It’s always been a point of pride for me to do our social media/internet stuff. As a rule, artists either post bland show announcements or just spam their pages with those hey-look-at-me-i’m-awesome photos of them in front of a large audience. And hey, there’s room for those things, but there is absolutely no originality or personality to any of them. You get to know an artist and you discover an interesting, uniquely fun person, and you go to their FB page and it’s all “BRIGHTON! We are playing tonight! Come to the show!”
Contrast:
IN my not-very-humble opinion, THAT’s how you do it. The foot one was literally just a dare in the van, we’re bored on the 6th hour to Cleveland, someone makes a joke about selling foot photos, and then someone ramps it up by saying we should do it as a band, then someone dares me to put that on Twitter, and kaboom. *french chef’s kiss* Magnifique!
But here’s the problem, folks, and the reason why this is all likely to start coming to a crashing halt, or at least seriously decline.

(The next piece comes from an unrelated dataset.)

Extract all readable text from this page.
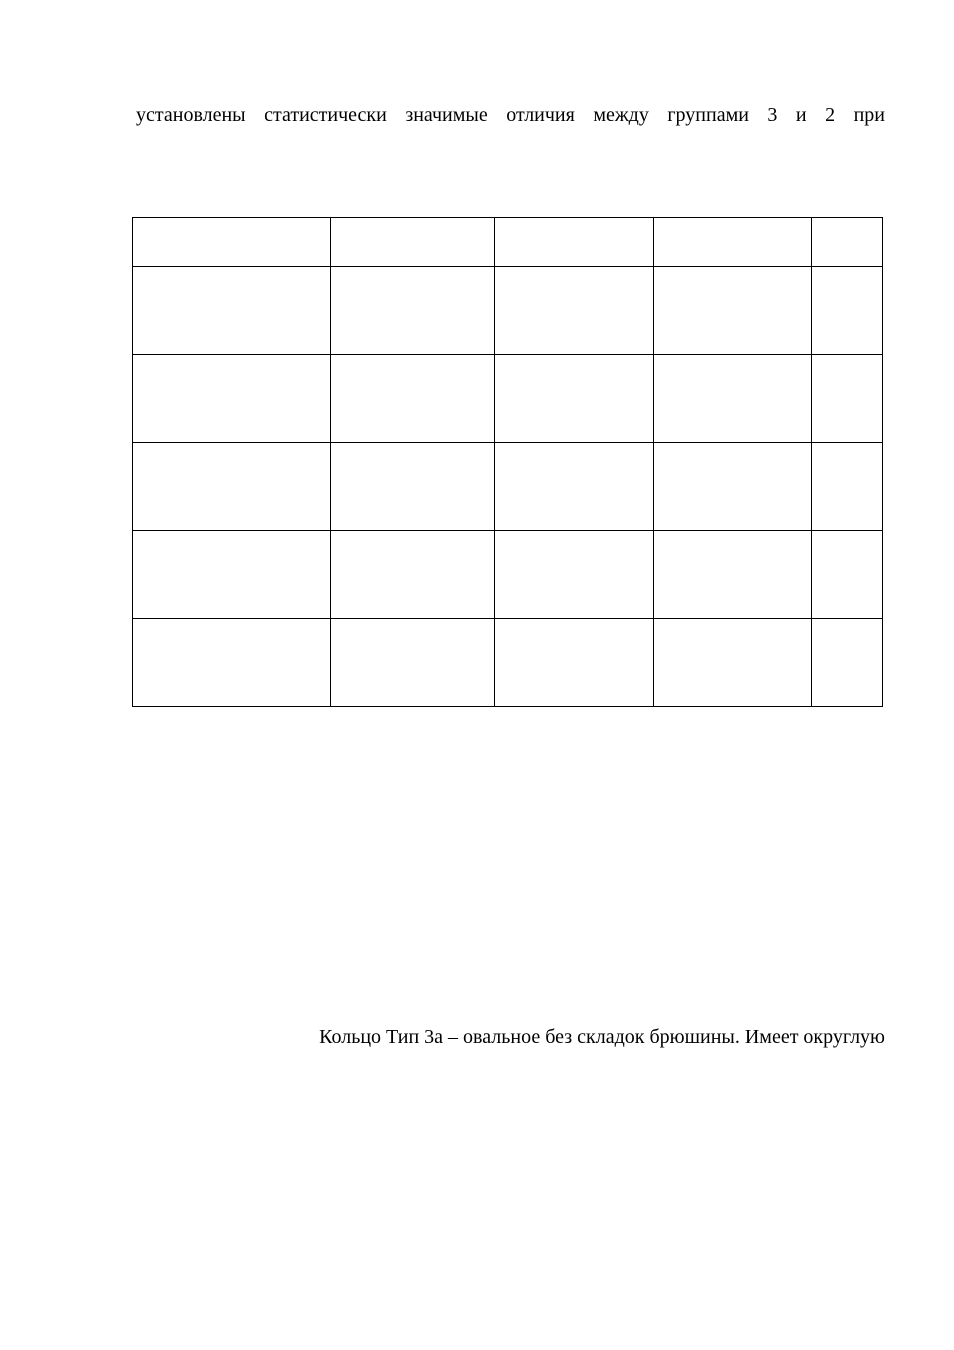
установлены статистически значимые отличия между группами 3 и 2 при

Кольцо Тип 3а – овальное без складок брюшины. Имеет округлую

Let’s review, in 2024, what the “internet management” for a band looks like. In order to run a band’s online stuff, you now are expected to:
do facebook posts,
make sure there’s a fb event for every show, which there often isn’t even when promoters are making $100
making sure you are a co-host on all facebook events so that your fans can see them
run promotional ads on facebook, geotarget all posts and ads so that Piotr in Warsaw doesn’t wonder why you are asking him to come to your show in Tacoma, Washington. Try to ignore the weirdness involved in paying for your own ads when you’re also paying a promoter.

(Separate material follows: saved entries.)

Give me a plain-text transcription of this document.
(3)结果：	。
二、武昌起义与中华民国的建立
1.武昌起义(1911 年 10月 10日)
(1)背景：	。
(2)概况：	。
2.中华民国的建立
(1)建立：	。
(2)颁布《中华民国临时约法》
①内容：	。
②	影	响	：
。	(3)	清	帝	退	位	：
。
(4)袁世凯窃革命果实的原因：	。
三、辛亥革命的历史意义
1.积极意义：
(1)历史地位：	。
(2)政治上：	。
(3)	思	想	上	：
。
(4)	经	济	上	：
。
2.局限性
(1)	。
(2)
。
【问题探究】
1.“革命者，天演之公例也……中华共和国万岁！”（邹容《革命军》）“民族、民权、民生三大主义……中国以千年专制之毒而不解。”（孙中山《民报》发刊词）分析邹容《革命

do Instagram, which requires you to learn the constantly changing stories/posts/reels/editing stuff and to come up with images to put up there, all because the billionaire lich-lord techbros who run the world learned they could make more money when we doomscroll images and videos rather than text
do instagram ads, with all the geo-targeting and promotional stuff above
make twitter posts, edgy, relatable, etc, see above
digital royalty management, making sure that when people cover your songs or play your songs in various locations you get paid (via complicated uploading/verification processes).
Possibly the worst one: graphic design for shows and events where the images must be custom sized to each fucking platform, so you actually have to make three different images for each goddamned fucking thing you have, aaargh, why, why, why, why…
and NOW, tiktok, the lich-lords’ most recent addition to the pile of shit, which requires an entirely different kind of content (video), and where a person essentially has to have split brain on tour, one part of their brain dedicated to actually being in the world and another part of their brain advance-monitoring their experiences for upcoming tiktok-able content. Totally normal mental state to be in, nothing unhealthy there. Thank god King Louie has been doing this for us.
And this is in addition to all regular band stuff: booking shows online, booking accom online, booking travel online, etc.
Notice what’s missing from all of this?
Oh yeah, not staring at a screen and instead making music!
It’s too much, man. It is now totally rational for musicians to say “oh yeah, I’d love to do the socials stuff but I have no time for that!” Because they don’t. And I’m old enough to remember when it didn’t exist, maybe back in 2010 you made the occasional FB post and invited your fans to the events with a single click, the end.
Anyone want to take some of this over for a little money? That is, until AI takes over and does everything for us, including writing songs about barfing from too much cider? HMU, LMK.
I was a social media manager for a chain of bars here in Ann Arbor for awhile. It’s a ton of work, but I’d love to do it for you guys because it’s different when you care about the thing you are promoting. This is me throwing my hat in the ring—I’m interested!
Man oh man, does this sound familiar. It's the same rigamarole in publishing – even if you're lucky enough to sign with a publisher who has a marketing department, a lot of that falls to the author as they're the one with a social media following. My publisher does not have a marketing department, which is why two years have elapsed between finishing Vol.1 and starting Vol.2. But boy have I Engaged Online, and have the burnout to prove it! It seems like the same deal for most artists online, with a few medium-specific variations, but the same overall trend of juggling a full-time social media management job with attempts to be creative. Feels like spitting into the wind most of the time. I really hope you can find someone to help shoulder the burden!